The Psalmists boats, “Do I not hate those who hate you, O Lord? And do I not loathe those who rise up against you? I hate them with perfect hate. I count them my enemies” (Psalm 139:21-22). Hatred, when directed at those we have judged wicked, becomes a sign of religious devotion rather than a grievous sin. The enemy is not loved, but destroyed, not prayed for, but preyed upon.
We can protest religious hatred and violence are sins of the past, but to do so we must ignore current Christian visions of the future. How do we explain the tremendous popularity of the “Left Behind” series of books? These books, which have sold millions of copies have spawned two movies, portray a future in which Evangelical Christians are saved while everyone else is destroyed. They proclaim a Jesus with a sword in hand atop a charging steed, initiating a violent end.
Our violent religious past and expectations of a wrathful future impinge on Christian behavior today. David Beneke, a leader in the Lutheran Church – Missouri Synod, discovered this reality shortly after the September 11 terrorist attacks. He was suspended for eighteen months from his duties and required to defend himself before a variety of denominational panels. His sin was not something as radical as believing in the salvation of all people. His crime was joining with Muslim, Roman Catholic, Jewish, Hindu, and Sikh religious leaders in a prayer service at Yankee Stadium. He was accused of praying with “heathens”. He said “This ordeal reveals the hard side of Christianity”.
If fairness, similar stories abound in other religious traditions. This arrogant exclusivity plagues all the great religions.
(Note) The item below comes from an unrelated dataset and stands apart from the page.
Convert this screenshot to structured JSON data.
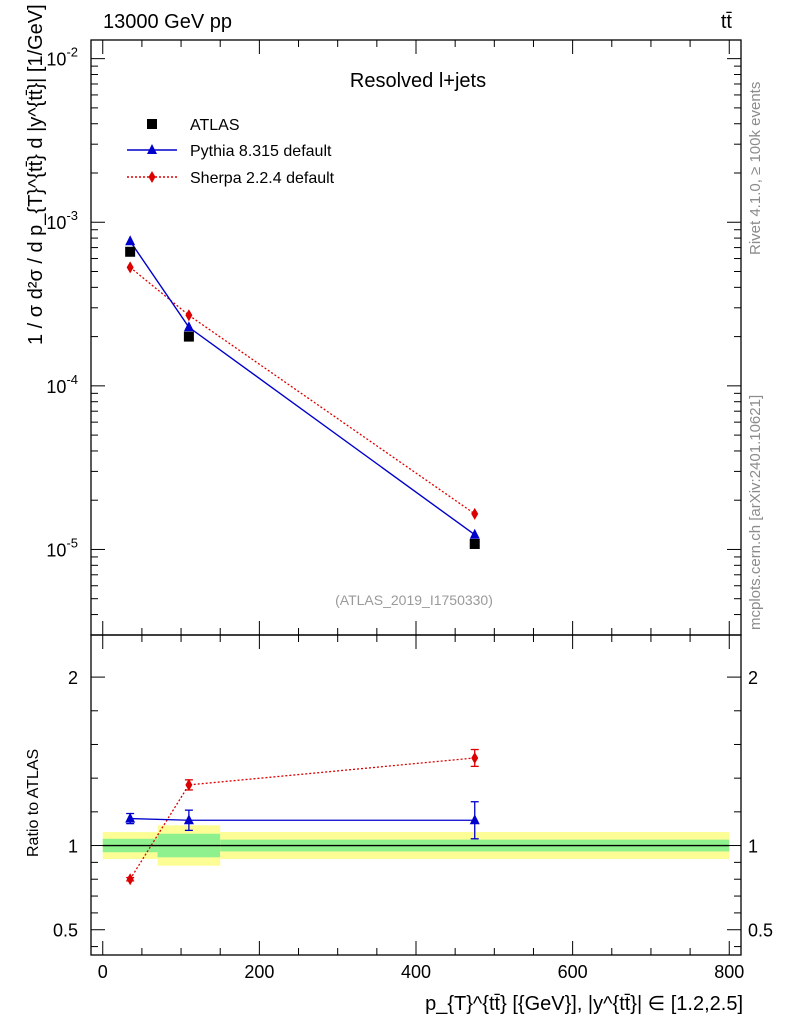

Adherents of each faith hate the “other” — Christians hate heathens; Muslims hate infidels; Jews hate Gentiles. For many, religion is how we decide who to love and who to hate.
As I have said many times Jesus melted down the Old Testament laws into just two: Love God and Love your fellow man. Hate was not in this mix. Why do so many current day religious institutions base so much of their practices on hate? One thing I love about reading Philip Gulley is that he doesn’t pull any punches. He certainly didn’t in this example. 🙂
I am going to start a series of posts around quotes from some of the many books I have read. One of the favorites is the book “If God is Love” by Philip Gulley. Here is the quote for today:
When Jesus redefined kinship, he was challenging their exclusive circle by declaring that anyone in any place who did the will of God regardless of social standing or religious affiliation, was his brother or sister. Kinship is not a matter of racial, religious, or cultural conformity. It was the by-product of a commitment of the will of God — to love and care for all.
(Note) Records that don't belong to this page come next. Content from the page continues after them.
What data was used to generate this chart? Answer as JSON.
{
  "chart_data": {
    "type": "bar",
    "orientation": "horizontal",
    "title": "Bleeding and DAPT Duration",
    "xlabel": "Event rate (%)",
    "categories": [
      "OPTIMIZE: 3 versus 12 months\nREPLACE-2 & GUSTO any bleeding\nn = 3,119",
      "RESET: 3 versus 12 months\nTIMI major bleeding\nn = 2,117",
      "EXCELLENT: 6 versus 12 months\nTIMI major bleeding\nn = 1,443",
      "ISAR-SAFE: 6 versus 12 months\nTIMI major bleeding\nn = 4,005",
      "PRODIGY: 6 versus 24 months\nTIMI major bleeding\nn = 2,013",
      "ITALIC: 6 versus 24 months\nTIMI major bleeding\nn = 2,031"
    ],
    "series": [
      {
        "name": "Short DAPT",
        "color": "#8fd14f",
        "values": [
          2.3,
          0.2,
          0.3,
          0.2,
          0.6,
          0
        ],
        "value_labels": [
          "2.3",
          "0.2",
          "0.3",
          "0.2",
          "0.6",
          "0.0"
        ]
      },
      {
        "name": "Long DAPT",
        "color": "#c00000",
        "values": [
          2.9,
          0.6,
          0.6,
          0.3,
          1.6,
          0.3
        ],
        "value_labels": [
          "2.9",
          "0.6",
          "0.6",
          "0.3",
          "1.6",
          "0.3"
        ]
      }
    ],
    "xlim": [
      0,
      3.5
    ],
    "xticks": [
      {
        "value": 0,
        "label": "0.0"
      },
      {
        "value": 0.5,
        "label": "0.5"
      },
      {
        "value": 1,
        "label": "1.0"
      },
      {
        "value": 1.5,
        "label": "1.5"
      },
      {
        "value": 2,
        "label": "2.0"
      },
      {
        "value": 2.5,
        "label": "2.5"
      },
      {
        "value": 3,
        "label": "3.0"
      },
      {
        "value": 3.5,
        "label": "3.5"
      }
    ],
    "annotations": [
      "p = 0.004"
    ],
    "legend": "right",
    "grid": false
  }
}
The theology of love begins with the assumption that all people are God’s cherished children and deserving of love. “We love because he first loved us. Those who say ‘I love God’, and hate their brothers and sisters, are liars, for they do not love a brother or sister who they have seen, cannot love God whom they have not seen” (1 John 4:19-20). Jesus demonstrated his lover for outcasts, those many considered unlovable. Regrettably, many Christians have been unwilling to adopt the ethic of Jesus — a theology of inclusion, acceptance, and love, We’ve been unwilling to love and accept our enemies. We haven’t even be excited about loving our neighbors.
We should all be getting out of our church pews and into the community to re-affirm that we do indeed love our neighbor. We must show the Lord’s love in our lives if we are true followers of Jesus Christ. To hunker down in our church building against the big bad world and wait for the second coming is not what Jesus preached. Jesus was a lover of the unlovable and we should at least attempt to do the same. If we are only willing to allocate those two hours a week on Sunday mornings to God then maybe we should occasionally skip the pews and get out in the community and get our hands dirty!
I must admit that I feel closer to God when I do community service than when I am sitting in a church pew. And that is how it should be.